The Apostle of Reuse


Let's take a look at what we're working with, shall we? We bought the house from a guy named Paul – a ruddy older dude from the East Coast, former ski patroller, the kind of guy who'd ride a bike up the Alpe d'Huez [1] on his 70th birthday – who had spent the past 20 years slowly overhauling this house. He's also a genius of reuse, with a magpie's eye for found materials: a demigod of DIY [2].
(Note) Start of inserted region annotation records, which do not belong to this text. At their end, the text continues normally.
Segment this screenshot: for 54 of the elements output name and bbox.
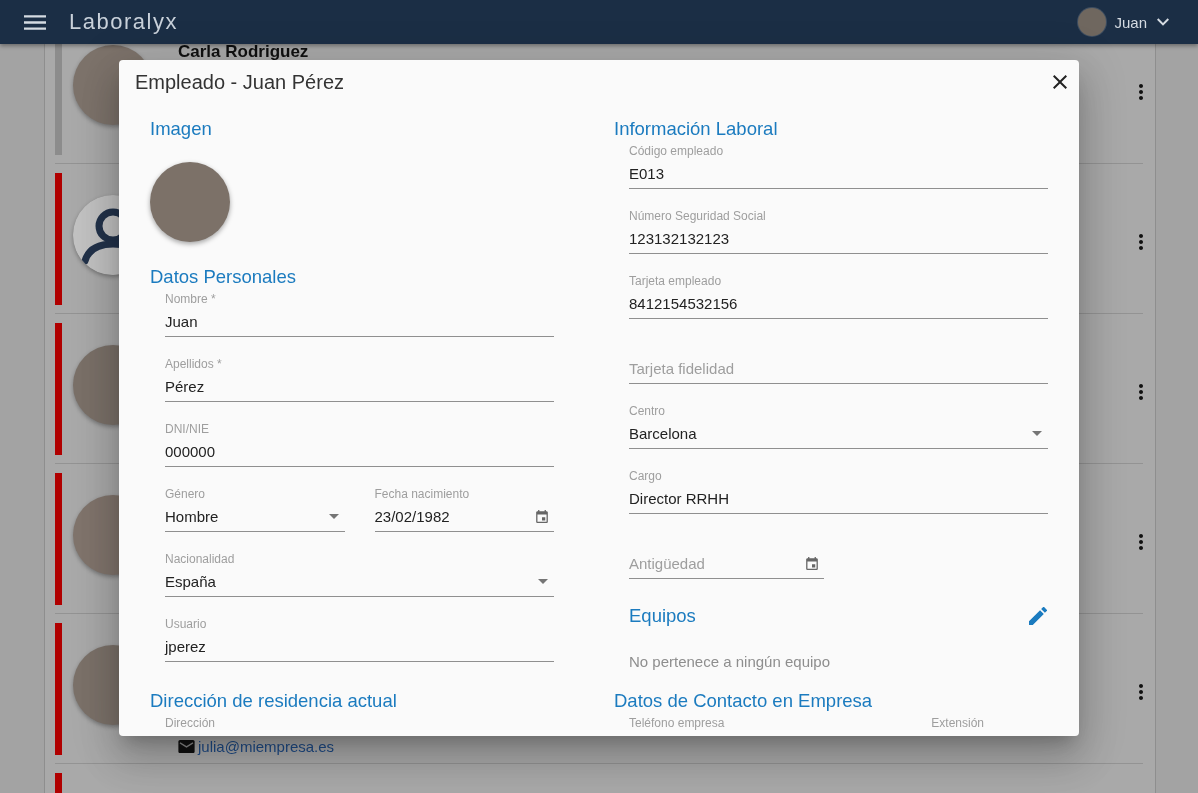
calendar-icon[interactable] [805,556,818,570]
text-field[interactable]: E013 [629,158,1048,189]
text-field[interactable]: 123132132123 [629,223,1048,254]
field-label: Dirección [165,716,215,730]
empty-team-message: No pertenece a ningún equipo [629,653,830,671]
select-field[interactable]: Barcelona [629,418,1048,449]
text-field[interactable]: Director RRHH [629,483,1048,514]
text-field[interactable]: Juan [165,306,554,337]
field-label: Teléfono empresa [629,716,725,730]
more-options-icon[interactable] [1139,684,1143,700]
field-label: Apellidos * [165,357,222,371]
envelope-icon [178,740,195,753]
field-label: Género [165,487,206,501]
text-field[interactable]: 8412154532156 [629,288,1048,319]
dialog-title: Empleado - Juan Pérez [135,70,344,94]
close-icon[interactable] [1053,75,1067,89]
select-field[interactable]: Hombre [165,501,345,532]
field-label: Fecha nacimiento [374,487,470,501]
section-heading: Información Laboral [614,117,778,141]
user-name[interactable]: Juan [1114,13,1147,31]
field-label: Tarjeta empleado [629,274,722,288]
section-heading: Datos de Contacto en Empresa [614,689,873,713]
section-heading: Equipos [629,604,696,628]
field-label: Cargo [629,469,662,483]
pencil-icon[interactable] [1029,607,1047,625]
chevron-down-icon[interactable] [1157,18,1169,26]
select-field[interactable]: España [165,566,554,597]
menu-icon[interactable] [24,14,46,30]
field-label: DNI/NIE [165,422,209,436]
calendar-icon[interactable] [536,509,548,523]
more-options-icon[interactable] [1139,84,1143,100]
employee-name: Carla Rodriguez [178,44,309,60]
field-label: Nacionalidad [165,552,235,566]
more-options-icon[interactable] [1139,384,1143,400]
user-avatar[interactable] [1078,8,1107,36]
more-options-icon[interactable] [1139,234,1143,250]
field-label: Usuario [165,617,207,631]
field-label: Centro [629,404,666,418]
dropdown-caret-icon [328,513,339,519]
field-label: Código empleado [629,144,724,158]
dropdown-caret-icon [1032,430,1042,436]
text-field[interactable]: jperez [165,631,554,662]
section-heading: Dirección de residencia actual [150,689,397,713]
dropdown-caret-icon [538,578,548,584]
date-field[interactable]: 23/02/1982 [374,501,554,532]
text-field[interactable]: Pérez [165,371,554,402]
section-heading: Datos Personales [150,265,297,289]
field-label: Número Seguridad Social [629,209,766,223]
section-heading: Imagen [150,117,212,141]
field-label: Nombre * [165,292,216,306]
app-logo: Laboralyx [69,9,178,35]
more-options-icon[interactable] [1139,534,1143,550]
text-field[interactable]: 000000 [165,436,554,467]
field-label: Extensión [931,716,984,730]
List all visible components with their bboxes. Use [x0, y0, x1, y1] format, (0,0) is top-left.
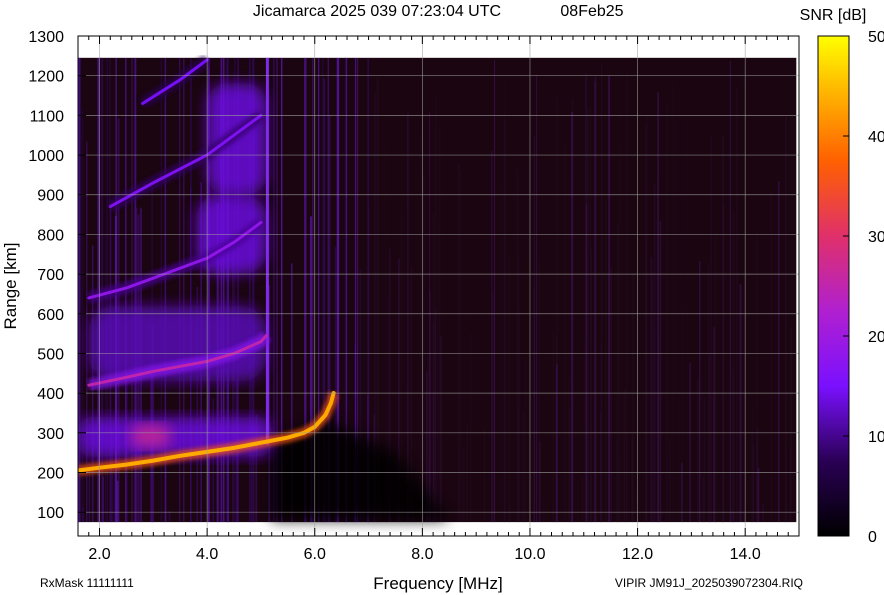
x-tick-label: 2.0	[88, 546, 110, 563]
ionogram-figure: Jicamarca 2025 039 07:23:04 UTC 08Feb25 …	[1, 3, 884, 593]
colorbar-tick-label: 10	[868, 429, 884, 446]
x-axis-label: Frequency [MHz]	[373, 574, 502, 593]
y-tick-label: 700	[37, 267, 64, 284]
y-tick-label: 600	[37, 307, 64, 324]
colorbar-tick-label: 50	[868, 29, 884, 46]
x-tick-label: 10.0	[514, 546, 545, 563]
y-axis-label: Range [km]	[1, 243, 20, 330]
y-tick-label: 500	[37, 346, 64, 363]
y-tick-label: 800	[37, 227, 64, 244]
y-tick-label: 300	[37, 426, 64, 443]
y-tick-label: 1300	[28, 29, 64, 46]
chart-date: 08Feb25	[560, 3, 623, 20]
x-tick-label: 12.0	[622, 546, 653, 563]
filename-text: VIPIR JM91J_2025039072304.RIQ	[615, 576, 803, 590]
y-tick-label: 1200	[28, 69, 64, 86]
x-tick-label: 8.0	[411, 546, 433, 563]
y-tick-label: 100	[37, 505, 64, 522]
colorbar-tick-label: 40	[868, 129, 884, 146]
colorbar-tick-label: 30	[868, 229, 884, 246]
echo-patch	[131, 424, 170, 447]
x-tick-label: 4.0	[196, 546, 218, 563]
x-tick-label: 6.0	[304, 546, 326, 563]
rxmask-text: RxMask 11111111	[40, 576, 134, 590]
y-tick-label: 400	[37, 386, 64, 403]
y-tick-label: 200	[37, 466, 64, 483]
colorbar-tick-label: 20	[868, 329, 884, 346]
colorbar	[817, 35, 850, 537]
y-tick-label: 1000	[28, 148, 64, 165]
colorbar-label: SNR [dB]	[800, 7, 867, 24]
colorbar-tick-label: 0	[868, 529, 877, 546]
chart-title: Jicamarca 2025 039 07:23:04 UTC	[253, 3, 501, 20]
x-tick-label: 14.0	[730, 546, 761, 563]
y-tick-label: 900	[37, 188, 64, 205]
y-tick-label: 1100	[30, 108, 65, 125]
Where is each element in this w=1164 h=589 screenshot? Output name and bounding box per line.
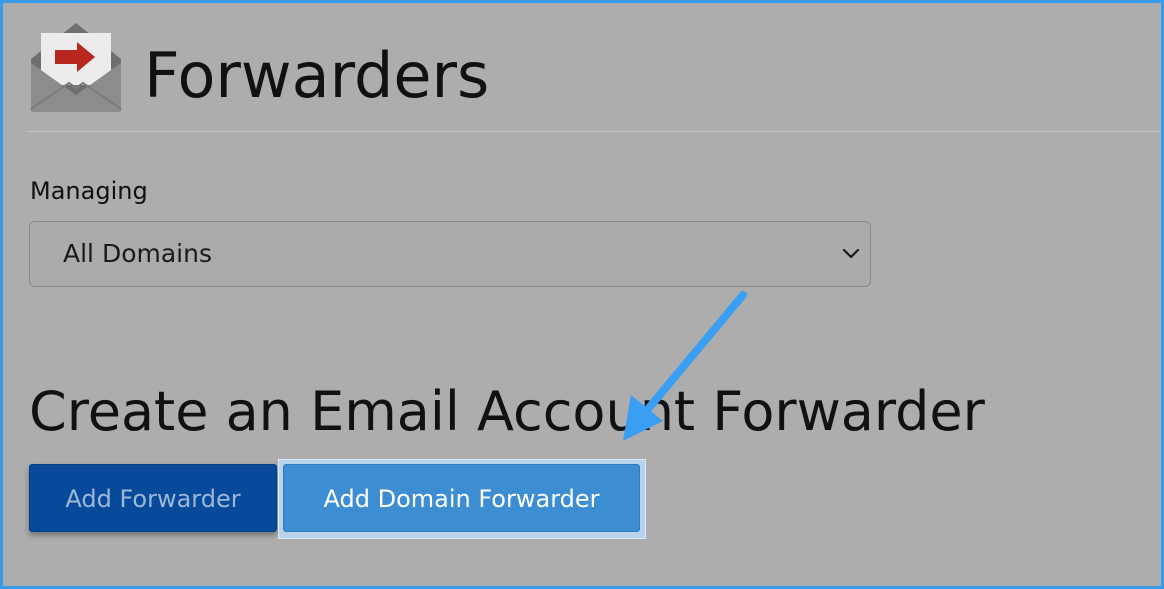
header-divider: [27, 131, 1161, 132]
domain-select[interactable]: All Domains: [29, 221, 871, 287]
email-forward-icon: [30, 23, 122, 112]
chevron-down-icon: [842, 248, 860, 259]
domain-select-value: All Domains: [63, 239, 212, 268]
page-title: Forwarders: [144, 39, 490, 112]
add-domain-forwarder-button[interactable]: Add Domain Forwarder: [283, 464, 640, 532]
add-forwarder-button[interactable]: Add Forwarder: [29, 464, 277, 532]
managing-label: Managing: [30, 177, 148, 205]
section-title: Create an Email Account Forwarder: [29, 380, 985, 443]
arrow-pointer-icon: [623, 291, 747, 441]
page-header: Forwarders: [27, 17, 1161, 117]
screenshot-frame: Forwarders Managing All Domains Create a…: [0, 0, 1164, 589]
He found some hand-hewn doors in Mexico, hauled them home and built a front gate around them...

 

...Pulled one of those bubble-like skylights from a defunct office park and added on a sunroom (which leaks like crazy, by the way; puddles and puddles – sometimes it's more of a rain-room than a sunroom).

 

A reclaimed railroad-tie beam in the living room looked too new for Paul, so he rubbed black shoe polish on it and set it on fire: the pyro approach to interior design.


 

When Paul moved out, we inherited his assortment of antique fence posts and massive timbers and hundred-year-old bricks, all picked up by Paul in Mexico or Montana, all to be used in some future dreamscape he'd never get around to building. All around the property are the unfinished legacies of Paul. Ornate Mexican tiles left uncaulked, half a kitchen unrenovated – everything always an ongoing project. He built six sheds around the property to house all these odds and ends while they awaited their architectural destiny. One of them has hundred-year-old Mexican doors with a hand-forged iron latch on it; it used to hold his camping gear. (I keep a please-repair-me motorcycle engine in it.)

 

The practical result of Paul's mania is that when something breaks or needs to be replaced, we can't just pick up a new one off the shelf at GiantMart; we have to track down the Bangledeshi craftsman who fabricated the original, only to be told the craftsman's dead or the goat whose horn he harvested to make the drawer pull we're seeking has since gone extinct. Another downside is that nothing is standard – no nut, no bolt, no pipe, no flange – meaning that GiantMart is largely useless, but the elderly dudes down at the local plumbing supply [3] will have what we need. But another, more ethereal result is that we've become more aware of the value of the unique or original: We don't want a new one off the shelf. We want to build around those fence posts and bricks; we want to make work what we've got.

 

Paul was, for the most part, retired, and had more than enough time to dawdle over which oak plank reclaimed from an upcountry ranch to put where. We've got jobs, and a bit of book-learnin', but maybe not quite the eye or innate skill that Paul has. Join us in crossing our fingers, won't you?